The mixing/blending point refers to the point at which the tinnitus and white noise generated from a Sound Therapy device such as the Live TS are perceived to mix or blend together without over-masking or completely masking the tinnitus. This measurement is important for identifying the suggested volume setting of a Sound Therapy device.

Hearing Aids For Treatment of Tinnitus

Clinical evidence shows that the use of hearing aids in tinnitus patients provides two benefits:

  1. It makes the patient less aware of the tinnitus
  2. It improves communication by reducing the annoying sensation that sounds and voices are masked by the tinnitus.

Hearing loss reduces stimulation from external sounds resulting in increased awareness of tinnitus and deprivation of input may change the function of structures of the auditory pathways.

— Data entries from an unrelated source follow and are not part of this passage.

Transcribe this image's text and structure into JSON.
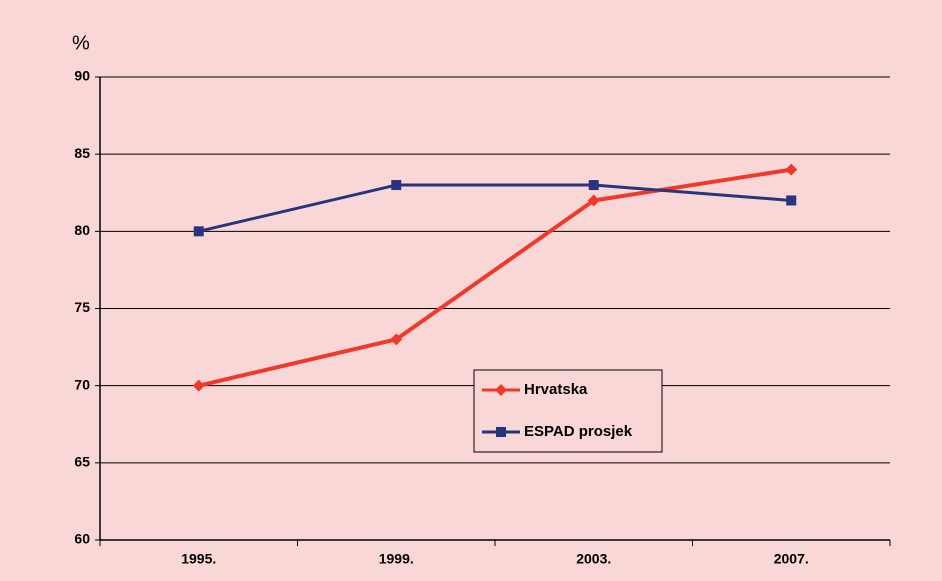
{
  "chart_data": {
    "type": "line",
    "ylabel": "%",
    "categories": [
      "1995.",
      "1999.",
      "2003.",
      "2007."
    ],
    "series": [
      {
        "name": "Hrvatska",
        "color": "#f0392b",
        "marker": "diamond",
        "values": [
          70,
          73,
          82,
          84
        ]
      },
      {
        "name": "ESPAD prosjek",
        "color": "#27357e",
        "marker": "square",
        "values": [
          80,
          83,
          83,
          82
        ]
      }
    ],
    "ylim": [
      60,
      90
    ],
    "yticks": [
      60,
      65,
      70,
      75,
      80,
      85,
      90
    ],
    "grid": true,
    "legend": "center"
  }
}
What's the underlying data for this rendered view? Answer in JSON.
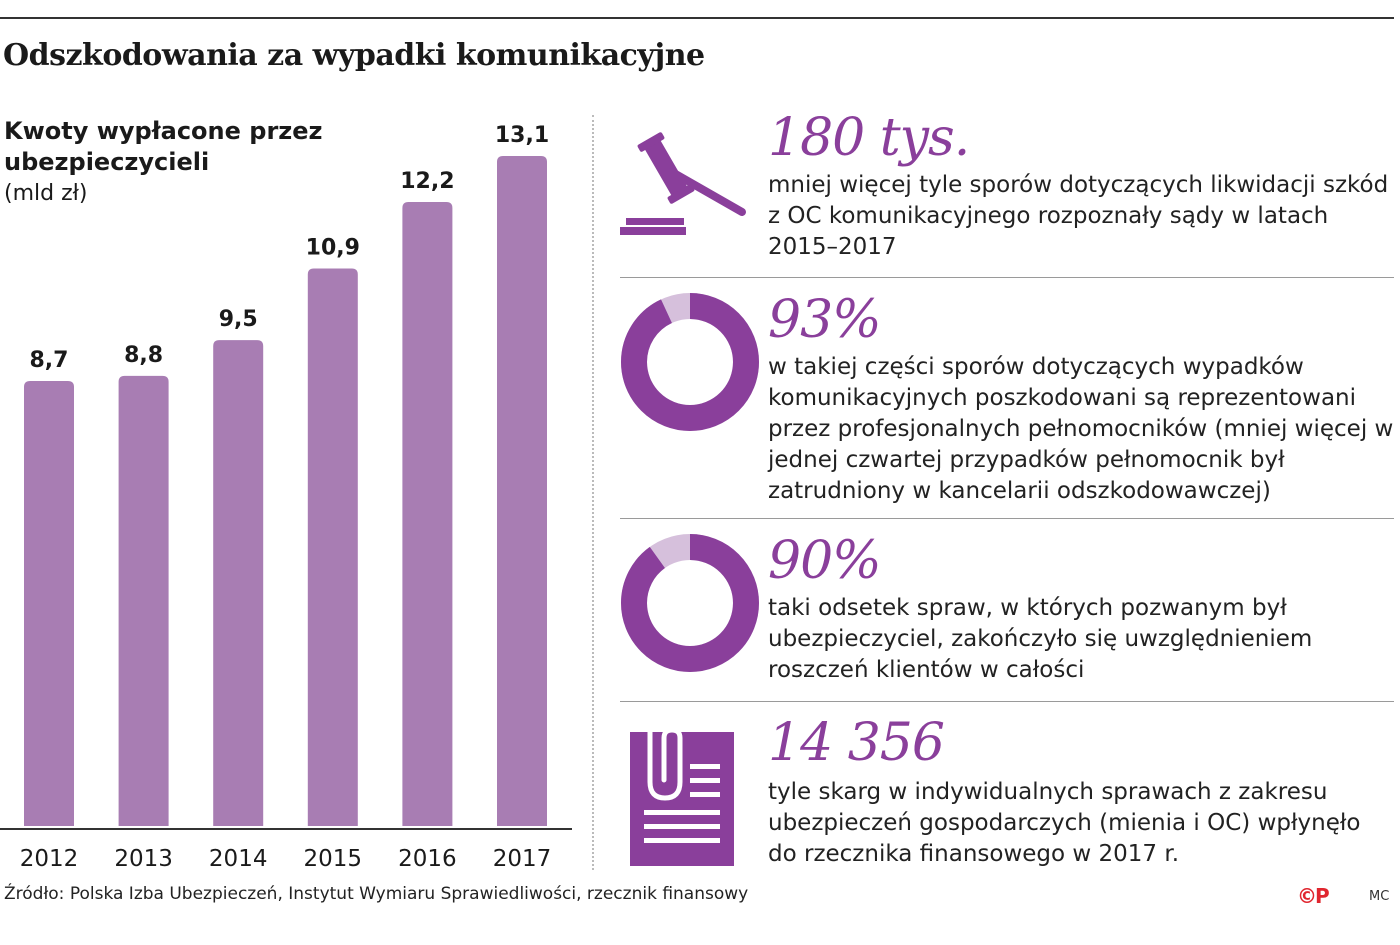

Tinnitus is often caused by expression of neural plasticity evoked by deprivation of auditory input.

With hearing aid amplification, external sounds can provide sufficient activation of the auditory nervous system to reduce the tinnitus perception and it may elicit expression of neural plasticity that can reprogram the auditory nervous system and thereby have a long-term beneficial effect on tinnitus by restoring neural function.

To obtain the best results, hearing aids should be fitted to both ears, use an open ear aid with the widest amplification band, and disabled noise reducing controls. In some cases a combination device would be preferable. The conditions required in order to obtain good results include not only the use of devices, but above all, their adaptation to the needs of the single patient, by counseling and customization. Wearing the hearing aid must become second nature to the patient even though it is only one element of the tinnitus therapy.